Chiarito, quindi,  che la riforma riguarda solo la legittima difesa domiciliare, il Senato ha provveduto, nello specifico,  ad approvare alcuni seguenti articoli. Innanzitutto l’articolo 1 del provvedimento, atto a modificare il comma 2 dell’art. 52 c.p.,  disponendo che, nel caso in cui una persona presente legittimamente nell’abitazione altrui, o in un altro luogo di privata dimora, utilizzi un’arma (che deve essere, ovviamente, detenuta legittimamente0), per difendere la propria o l’altrui incolumità, nonché i beni propri o altrui, dal “pericolo di un’aggressione”, la sussistenza della proporzionalità tra offesa e difesa è sempre riconosciuta. La modifica poggia sul ritenere “sempre” sussistente il rapporto di proporzionalità tra la difesa e l’offesa.  L’ articolo 2 rappresenta il punto focale della riforma, in quanto introduce  il concetto di “grave turbamento” tra le cause di non punibilità,  apportando delle modifiche all’articolo 55 c.p., che: “Quando, nel commettere alcuno dei fatti preveduti dagli articoli 51, 52, 53 e 54, si eccedono colposamente i limiti stabiliti dalla legge o dall’ordine dell’Autorità ovvero imposti dalla necessità, si applicano le disposizioni concernenti i delitti colposi, se il fatto è preveduto dalla legge come delitto colposo”. L’articolo 3  del provvedimento, da ultimo, nel modificare l’articolo 165 c.p., prevede che nei casi di condanna per furto in appartamento, e furto con strappo (art. 624-bis c.p.), la sospensione condizionale della pena sia subordinata al pagamento integrale dell’importo dovuto per il risarcimento del danno alla persona offesa.

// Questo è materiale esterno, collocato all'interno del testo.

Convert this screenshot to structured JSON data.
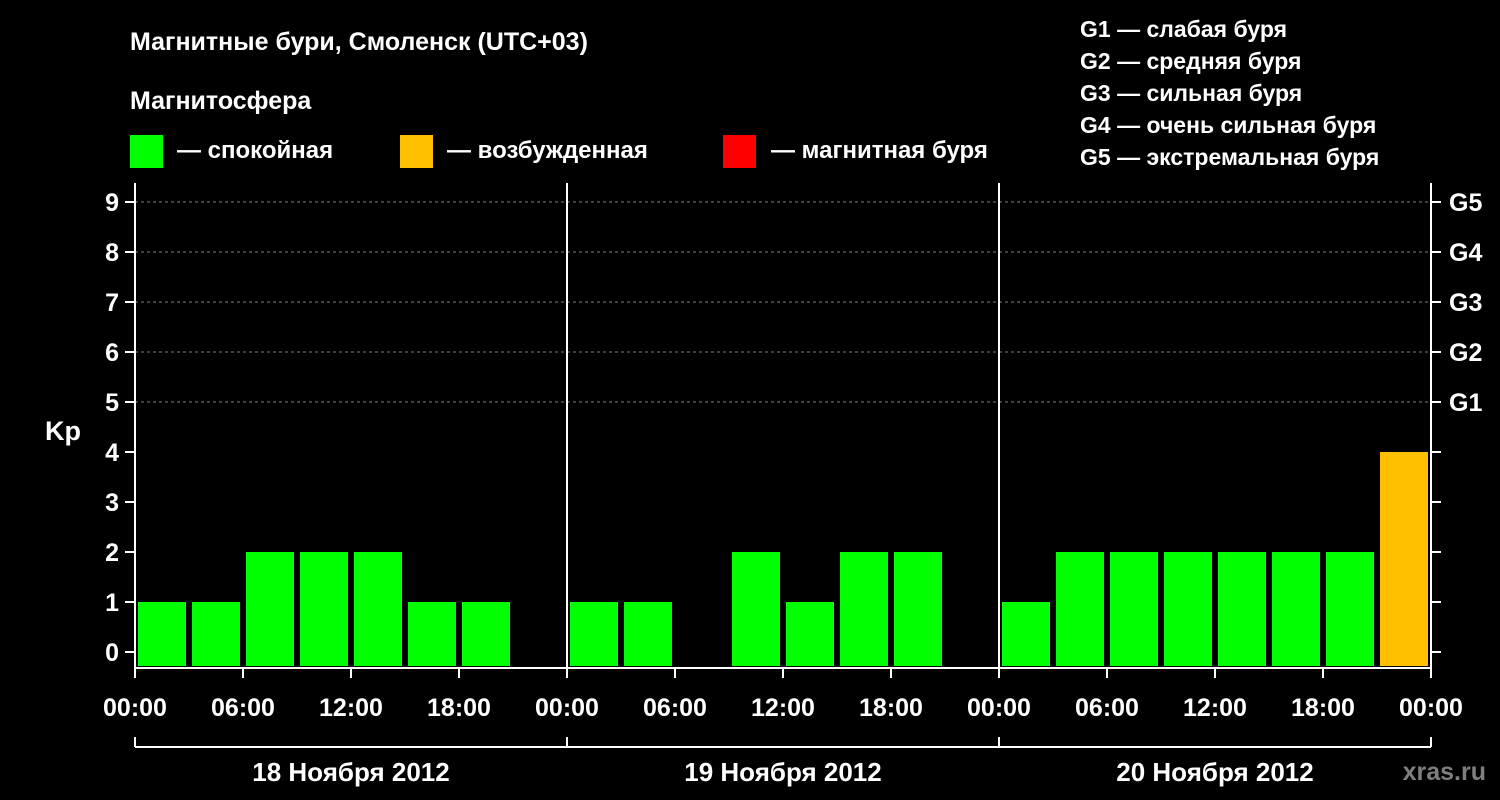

Oltre alle suddette modifiche, il provvedimento è intervenuto anche specificamente per  alcune tipologie di reato. In particolare, nella fattispecie di cui all’art 614 c.p. (violazione di domicilio), la reclusione da sei mesi a tre anni viene sostituita con la reclusione da uno a quattro anni e, nell’ipotesi aggravata di cui al quarto comma,  la reclusione da uno a cinque anni viene sostituita con la reclusione da due a sei anni.

Per quanto concerne invece, l’art. 624-bis c.p. (furto in abitazione),  la pena detentiva passa “da tre a sei anni” a “da quattro a sette anni” e, nei casi più gravi previsti dal terzo comma, é applicata la pena “da cinque a dieci anni e della multa da euro 1.000 a euro 2.500”.

Con riferimento, poi, al delitto di cui all’art. 628 c.p. (rapina), viene innalzato da quattro a cinque anni il minimo edittale della reclusione per la rapina semplice, resta, però, fermo il massimo fissato a 10 anni.

Per le ipotesi aggravate e pluriaggravate, di cui rispettivamente al terzo comma e al quarto comma dell’articolo 628 c.p., il disegno di legge prevede un analogo inasprimento sanzionatorio. In particolare per la rapina aggravata la pena della reclusione è elevata nel minimo da cinque a sei anni (il massimo resta fissato a 20 anni) e la pena pecuniaria è rideterminata da 2.000,00 a 4.000,00 euro . Per le ipotesi pluriaggravate la pena della reclusione è elevata nel minimo da sei a sette anni (il massimo resta fissato a 20 anni) e la pena pecuniaria è rideterminata da 2.500,00 a 4.000,00 euro .Le modifiche intervenute, tuttavia, non hanno il potere di scongiurare completamente il pericolo: nel senso che, probabilmente, il malintenzionato che vuole introdursi furtivamente nell’appartamento altrui continuerà a farlo, nonostante l’inasprimento del trattamento sanzionatorio. Introducendo l’elemento psicologico del grave turbamento,  quale scriminante determinante nell’eccesso colposo, in più, viene data ampia discrezionalità alla Magistratura, che deve valutare/interpretare se colui che si è difeso con la propria arma, legittimamente detenuta, si trovava in uno stato di agitazione tale da giustificare la sua condotta. Quella del “grave turbamento” è senz’altro una prova estremamente difficile da produrre, perché soggetta a presunzioni oggettive.